Alessandro Parronchi e il vissuto nella poesia

La stagione dell’ermetismo fiorentino fu ricchissima e fertile per la poesia del Novecento.

Il quindicennio (1935 -1950) vede nuovamente alla ribalta Firenze, dopo i due periodi significativi delle riviste d’avanguardia e la ripresa degli anni Trenta.

È la poesia al centro di questa rinascita. Accanto al nome di Mario Luzi nel nuovo corso dell’ermetismo fiorentino troviamo poeti importanti come Piero Bigongiari e Alessandro Parronchi.

Il nome di Parronchi è sparito, di lui si parla e si scrive poco. Eppure tra i poeti dell’ermetismo fiorentino fu il più attivo e innovativo con le sue aperture alla letteratura europea, in modo particolare al simbolismo francese.
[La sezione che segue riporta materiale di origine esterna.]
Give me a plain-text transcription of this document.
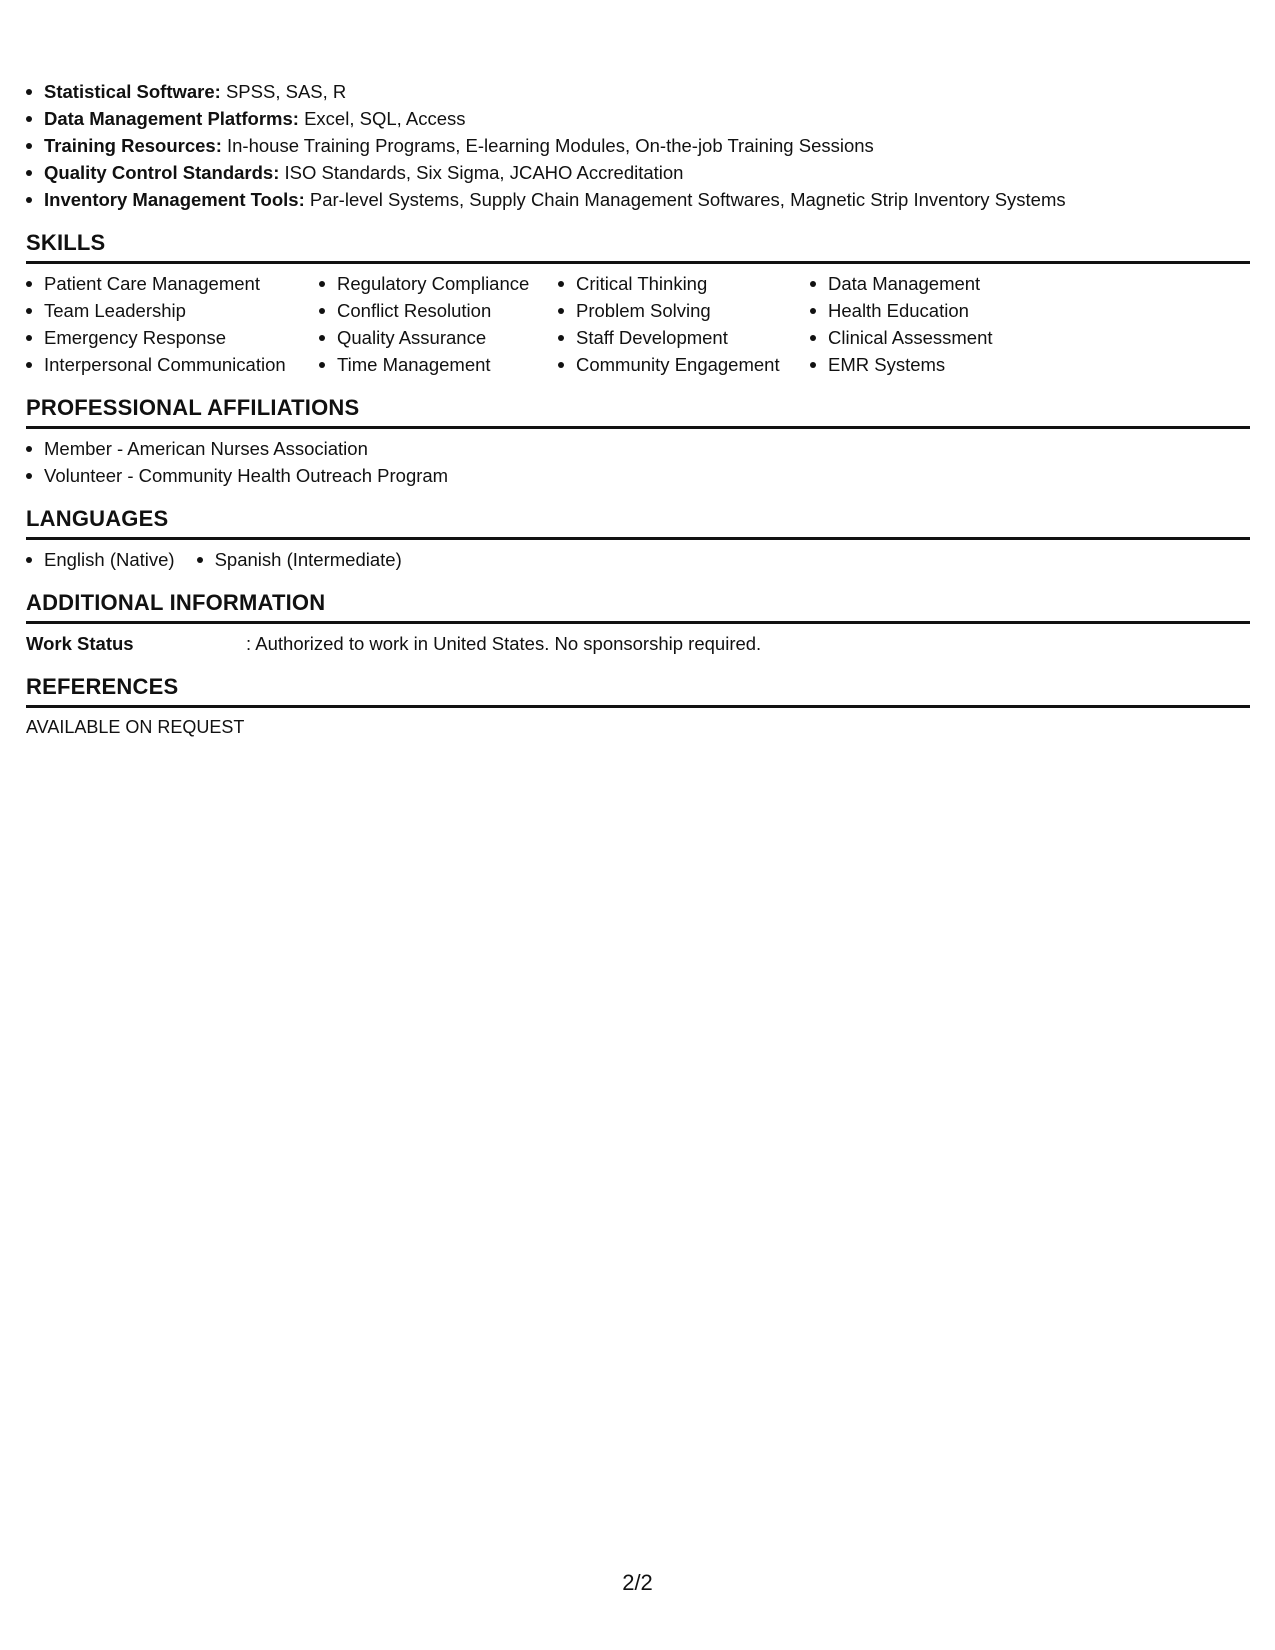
Statistical Software: SPSS, SAS, R
Data Management Platforms: Excel, SQL, Access
Training Resources: In-house Training Programs, E-learning Modules, On-the-job Training Sessions
Quality Control Standards: ISO Standards, Six Sigma, JCAHO Accreditation
Inventory Management Tools: Par-level Systems, Supply Chain Management Softwares, Magnetic Strip Inventory Systems
SKILLS
Patient Care Management
Team Leadership
Emergency Response
Interpersonal Communication
Regulatory Compliance
Conflict Resolution
Quality Assurance
Time Management
Critical Thinking
Problem Solving
Staff Development
Community Engagement
Data Management
Health Education
Clinical Assessment
EMR Systems
PROFESSIONAL AFFILIATIONS
Member - American Nurses Association
Volunteer - Community Health Outreach Program
LANGUAGES
English (Native)	Spanish (Intermediate)
ADDITIONAL INFORMATION
Work Status	: Authorized to work in United States. No sponsorship required.
REFERENCES

AVAILABLE ON REQUEST

2/2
Alessandro Parronchi nacque a Firenze nel 1914.

Tra le letture che lo influenzarono e che lasciarono un’impronta nella sua attività di critico e poeta ci furono Montale e Ungaretti ma anche Alfonso Gatto e Carlo Betocchi. Ma soprattutto Mario Luzi, a cui fu legato per tutta la vita da una fraterna amicizia.

Parrochi si iscrisse alla Facoltà di Lettere, qui conobbe e frequentò Franco Calamandrei e Franco Fortini.
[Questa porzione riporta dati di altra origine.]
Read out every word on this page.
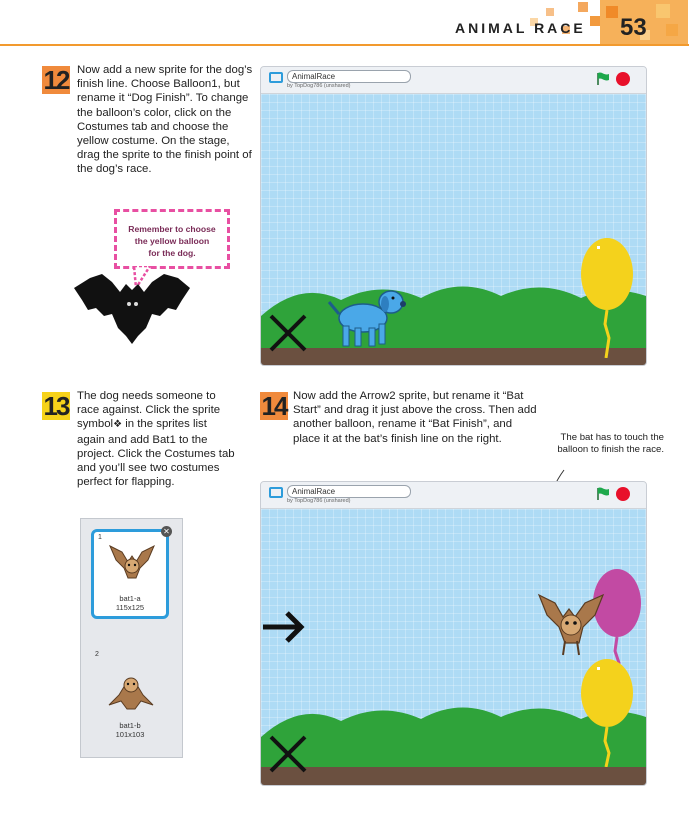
ANIMAL RACE 53
12 Now add a new sprite for the dog’s finish line. Choose Balloon1, but rename it “Dog Finish”. To change the balloon’s color, click on the Costumes tab and choose the yellow costume. On the stage, drag the sprite to the finish point of the dog’s race.
Remember to choose
the yellow balloon
for the dog.
AnimalRace
by TopDog786 (unshared)
13 The dog needs someone to race against. Click the sprite symbol❖ in the sprites list again and add Bat1 to the project. Click the Costumes tab and you’ll see two costumes perfect for flapping.
14 Now add the Arrow2 sprite, but rename it “Bat Start” and drag it just above the cross. Then add another balloon, rename it “Bat Finish”, and place it at the bat’s finish line on the right.	The bat has to touch the balloon to finish the race.
1
✕
bat1-a
115x125
2
bat1-b
101x103
AnimalRace
by TopDog786 (unshared)
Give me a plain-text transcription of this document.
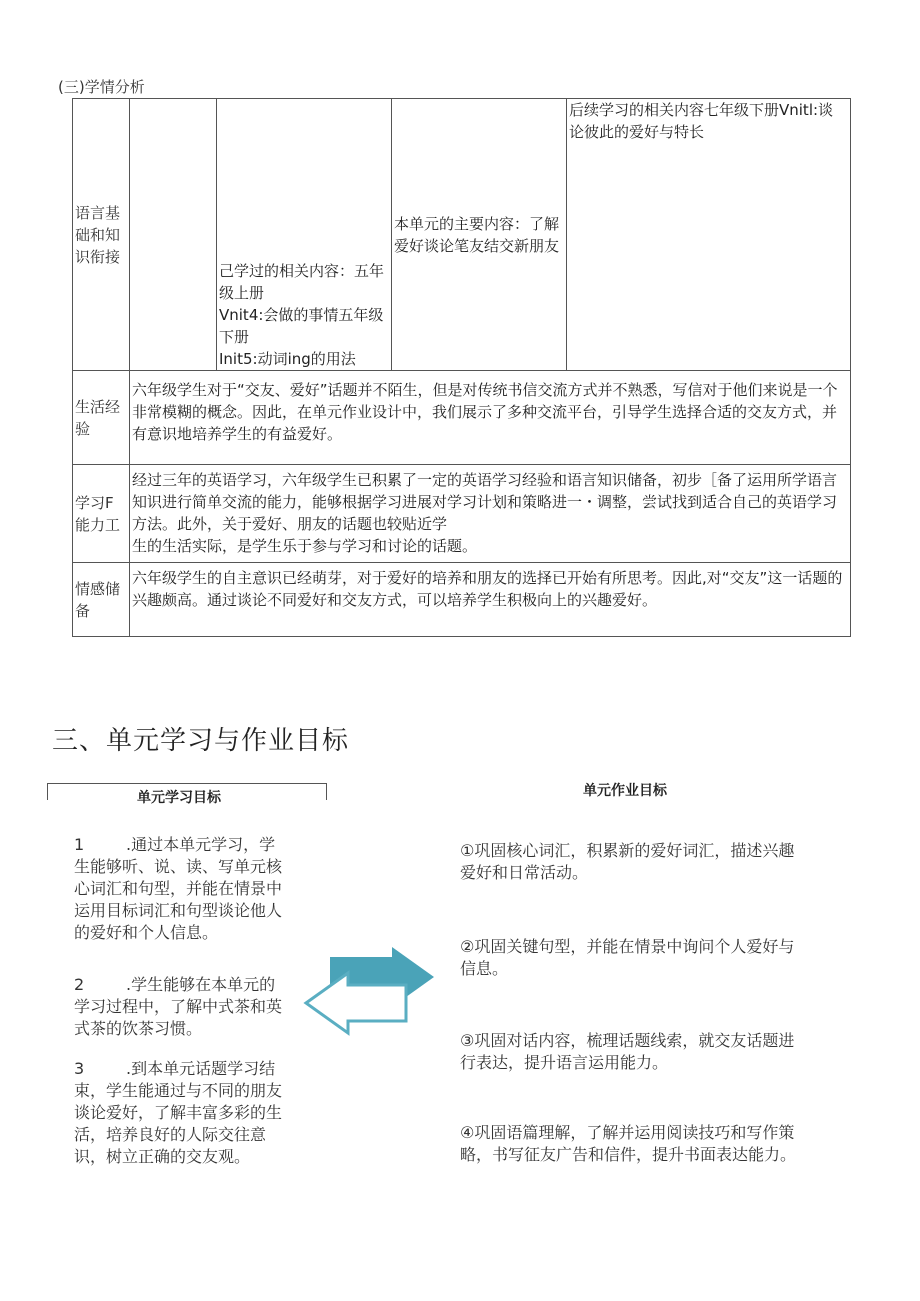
(三)学情分析
语言基础和知识衔接		己学过的相关内容：五年级上册
Vnit4:会做的事情五年级下册
Init5:动词ing的用法	本单元的主要内容：了解爱好谈论笔友结交新朋友	后续学习的相关内容七年级下册Vnitl:谈论彼此的爱好与特长
生活经验	六年级学生对于“交友、爱好”话题并不陌生，但是对传统书信交流方式并不熟悉，写信对于他们来说是一个非常模糊的概念。因此，在单元作业设计中，我们展示了多种交流平台，引导学生选择合适的交友方式，并有意识地培养学生的有益爱好。			
学习F能力工	经过三年的英语学习，六年级学生已积累了一定的英语学习经验和语言知识储备，初步［备了运用所学语言知识进行简单交流的能力，能够根据学习进展对学习计划和策略进一・调整，尝试找到适合自己的英语学习方法。此外，关于爱好、朋友的话题也较贴近学
生的生活实际，是学生乐于参与学习和讨论的话题。			

情感储备	六年级学生的自主意识已经萌芽，对于爱好的培养和朋友的选择已开始有所思考。因此,对“交友”这一话题的兴趣颇高。通过谈论不同爱好和交友方式，可以培养学生积极向上的兴趣爱好。			
三、单元学习与作业目标
单元学习目标	单元作业目标
1	.通过本单元学习，学生能够听、说、读、写单元核心词汇和句型，并能在情景中运用目标词汇和句型谈论他人的爱好和个人信息。
2	.学生能够在本单元的学习过程中，了解中式茶和英式茶的饮茶习惯。
3	.到本单元话题学习结束，学生能通过与不同的朋友谈论爱好，了解丰富多彩的生活，培养良好的人际交往意识，树立正确的交友观。
①巩固核心词汇，积累新的爱好词汇，描述兴趣爱好和日常活动。
②巩固关键句型，并能在情景中询问个人爱好与信息。
③巩固对话内容，梳理话题线索，就交友话题进行表达，提升语言运用能力。
④巩固语篇理解，了解并运用阅读技巧和写作策略，书写征友广告和信件，提升书面表达能力。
Nel 1941 esce I giorni sensibili, il suo primo libro di versi. I primi passi nella poesia di Parronchi furono apprezzati dalla critica. Carlo Bo, Oreste Macrì e Giuseppe De Robertis scrissero elogi sulla sua poesia.

Poeta elegiaco e esistenziale, sempre attento all’esperienza e ai sentimenti, il poeta fiorentino non si sottrae a una lingua diretta e alle rivelazione di una parola che dice senza orpelli.

«Aliena da oltranze metaforiche, – scrive Luca Lenzini – come sarà anche in seguito, la scrittura si presentò agli esordi screziata di tratti definiti ‘neoclassici’ dalla critica coeva, non senza cadenze memori della tradizione lirica più nobile; ma, allo stesso tempo, seppe distendersi, senza contraddizione, nella prosa: che apre il primo libro, con un attacco senza riscontri nei contemporanei».

Al centro della sua sensibilità c’è sempre il vissuto. Con I visi e L’attesa comincia la sua opera di semplificazione, uno dei traguardi straordinari della poesia di Parronchi.

Una poesia scossa da una geniale immediatezza, interessata da una ammirevole nitidezza in cui gli incontri e le partecipazioni umane sono le condizioni necessarie di un fare poesia che tocca la realtà.

Coraggio di vivere (Garzanti 1961) e Pietà dell’atmosfera (Garzanti, 1970) sono i vertici più alti della sua poesia.

Giacinto Spagnoletti ha scritto che la fase migliore della poesia di Parronchi non appartiene al primo libro, ma ai successivi e soprattutto agli ultimi. Proprio quelli in cui il poeta scopre e mantiene un rapporto con la realtà, che per lui si colora sempre di sentimento, di ardore, di possibile e inevitabile smarrimento.

Oltre a Pietà dell’atmosfera vanno citati anche Replay (Garzanti, 1980) e Climax (Garzanti, 1990).

Parronchi nella sua fase discorsiva si abbandona alle ragioni della poesia attraverso le quali con un’ansia dal carattere umano tocca la realtà e il suo tempo, facendone sempre materia interiore e immanente di riflessione.

La poesia di Parronchi meriterebbe una riscoperta. La la sua lirica personale e riconoscibile ha una visione unica che non può essere ignorata.

Il poeta è scomparso Firenze nel 2007.